Um regresso é sempre um balcão de espantos. Prepara-te para o dia. Não te apresses que ele há-de chegar, disso sabemos.
Amo-te.
Laura
CARTA 7
Lauro,
Aí por onde
andas agora, duma coisa tenho a certeza, nunca de mim dirás a “minha mulher”,
ou a “minha” companheira, ou a “minha” seja o que for. O meu nome dirás, ou o
nome que me deste e que é meu também, precedido do artigo bem definido “a”.

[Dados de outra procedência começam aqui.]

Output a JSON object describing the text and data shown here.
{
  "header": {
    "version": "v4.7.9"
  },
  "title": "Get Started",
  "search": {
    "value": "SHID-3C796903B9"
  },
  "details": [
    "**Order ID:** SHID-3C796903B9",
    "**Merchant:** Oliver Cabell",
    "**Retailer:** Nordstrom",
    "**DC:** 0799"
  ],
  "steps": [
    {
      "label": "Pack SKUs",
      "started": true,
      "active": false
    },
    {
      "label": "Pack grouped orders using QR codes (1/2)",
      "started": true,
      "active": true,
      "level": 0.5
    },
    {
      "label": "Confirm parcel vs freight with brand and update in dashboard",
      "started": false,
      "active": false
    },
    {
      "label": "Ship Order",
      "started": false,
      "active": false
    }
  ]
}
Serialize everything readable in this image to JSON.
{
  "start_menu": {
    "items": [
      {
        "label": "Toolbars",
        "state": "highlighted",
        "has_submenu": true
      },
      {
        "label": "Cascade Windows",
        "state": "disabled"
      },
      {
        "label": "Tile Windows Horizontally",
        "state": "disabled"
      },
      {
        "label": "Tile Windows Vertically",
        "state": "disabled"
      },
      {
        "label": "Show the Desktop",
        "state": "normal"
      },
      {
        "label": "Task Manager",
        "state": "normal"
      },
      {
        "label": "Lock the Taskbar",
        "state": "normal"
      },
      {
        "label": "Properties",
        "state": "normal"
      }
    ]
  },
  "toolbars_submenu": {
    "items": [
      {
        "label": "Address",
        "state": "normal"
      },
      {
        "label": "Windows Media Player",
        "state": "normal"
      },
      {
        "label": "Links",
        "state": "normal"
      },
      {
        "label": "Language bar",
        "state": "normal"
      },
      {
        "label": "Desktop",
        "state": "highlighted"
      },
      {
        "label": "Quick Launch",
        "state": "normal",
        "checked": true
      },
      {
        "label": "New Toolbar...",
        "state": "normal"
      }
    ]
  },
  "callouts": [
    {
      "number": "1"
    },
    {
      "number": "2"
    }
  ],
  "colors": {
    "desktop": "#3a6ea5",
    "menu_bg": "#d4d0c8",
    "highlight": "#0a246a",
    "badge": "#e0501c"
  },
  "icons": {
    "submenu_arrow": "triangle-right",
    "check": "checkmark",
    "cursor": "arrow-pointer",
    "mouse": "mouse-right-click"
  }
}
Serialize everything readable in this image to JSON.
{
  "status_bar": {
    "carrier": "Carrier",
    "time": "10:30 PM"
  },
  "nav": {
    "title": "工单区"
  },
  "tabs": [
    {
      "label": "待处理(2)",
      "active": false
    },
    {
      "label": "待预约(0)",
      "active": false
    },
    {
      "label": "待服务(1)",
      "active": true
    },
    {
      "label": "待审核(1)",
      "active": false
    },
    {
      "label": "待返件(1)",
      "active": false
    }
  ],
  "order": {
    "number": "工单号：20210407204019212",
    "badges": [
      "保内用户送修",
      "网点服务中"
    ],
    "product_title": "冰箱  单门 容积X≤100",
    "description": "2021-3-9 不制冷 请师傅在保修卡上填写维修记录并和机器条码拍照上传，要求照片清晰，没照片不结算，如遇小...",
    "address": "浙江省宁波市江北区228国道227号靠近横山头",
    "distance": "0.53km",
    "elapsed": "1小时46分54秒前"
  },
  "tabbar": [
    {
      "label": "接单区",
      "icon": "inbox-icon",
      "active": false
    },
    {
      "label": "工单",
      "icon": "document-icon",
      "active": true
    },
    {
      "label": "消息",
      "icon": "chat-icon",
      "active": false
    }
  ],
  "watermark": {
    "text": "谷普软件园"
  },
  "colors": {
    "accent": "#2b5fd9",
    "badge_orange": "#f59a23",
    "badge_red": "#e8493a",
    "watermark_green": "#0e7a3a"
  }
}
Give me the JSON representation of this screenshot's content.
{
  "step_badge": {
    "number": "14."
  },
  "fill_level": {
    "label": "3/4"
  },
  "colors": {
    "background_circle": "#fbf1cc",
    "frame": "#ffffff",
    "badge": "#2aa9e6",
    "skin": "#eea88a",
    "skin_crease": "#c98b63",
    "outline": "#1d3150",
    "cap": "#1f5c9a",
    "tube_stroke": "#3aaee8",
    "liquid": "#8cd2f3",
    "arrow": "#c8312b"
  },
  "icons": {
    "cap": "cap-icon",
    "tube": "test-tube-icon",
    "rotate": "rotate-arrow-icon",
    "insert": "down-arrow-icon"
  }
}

Nunca fui tua nem tu és meu. Somos assim, dois, não os mesmos, bem diferentes,
a cada um a sua virtude, a cada um o seu defeito, a cada um o seu gostar, o seu
fazer. De tão desiguais que somos se faz uma peça única, na alegria e na
tristeza, na celebração dos ritos, no não dito desencanto. Não decoraste a cor
dos meus olhos, nem dos meus cabelos, mas sabes de cor a minha voz e eu a tua,
cada uma com seu timbre, único, intransmissível, todavia conjugáveis. Se
tivesses um duplo, um duplicado, um outro igualzinho ao que de ti sei, e ele
cruzasse o meu caminho, talvez eu me perdesse e na próxima carta te dissesse,
de certo modo já voltaste, de certo modo não te foste embora. Sei que, se isso
pudesse acontecer, dirias, tu é que sabes, ainda que a tua mão tremesse e
acendesses mais um cigarro, havendo outro a arder no cinzeiro. Não, por agora é
por ti que espero, imperfeito e original, de liberdade feito, impaciente nos
dias, meditativo nas noites, afirmando não saber de poesia, que isso é comigo, a
indicar-me o caminho sem nunca o dizeres, a preparar a viagem sem nunca dela
falares. Lembrei-me hoje de te falar disto, da diferença que fizemos, que
fazemos, porque encontrei aquele amigo que era teu e passou a ser meu também, o
A., e referiu a noite da passagem de ano em que eu bebi demais e desatei a
falar sem parar. Foi o serão em que eu declarava, disse o A., para que todos
soubessem, numa repetição inflamada, “com ele eu sou eu, com ele eu sou eu, com
ele…” e tu olhavas-me, sorrias e abanavas a cabeça, numa fingida censura ao meu
entusiasmo, à minha exuberância desusada. Confesso que me senti um pouco
envergonhada com a lembrança que o A. me trouxe, tantos anos depois, de que já
não me recordava e que agora aqui te trago, nem sei bem porquê, ou sei, mas não
te vou dizer hoje. Tu adivinharás, sempre adivinhas.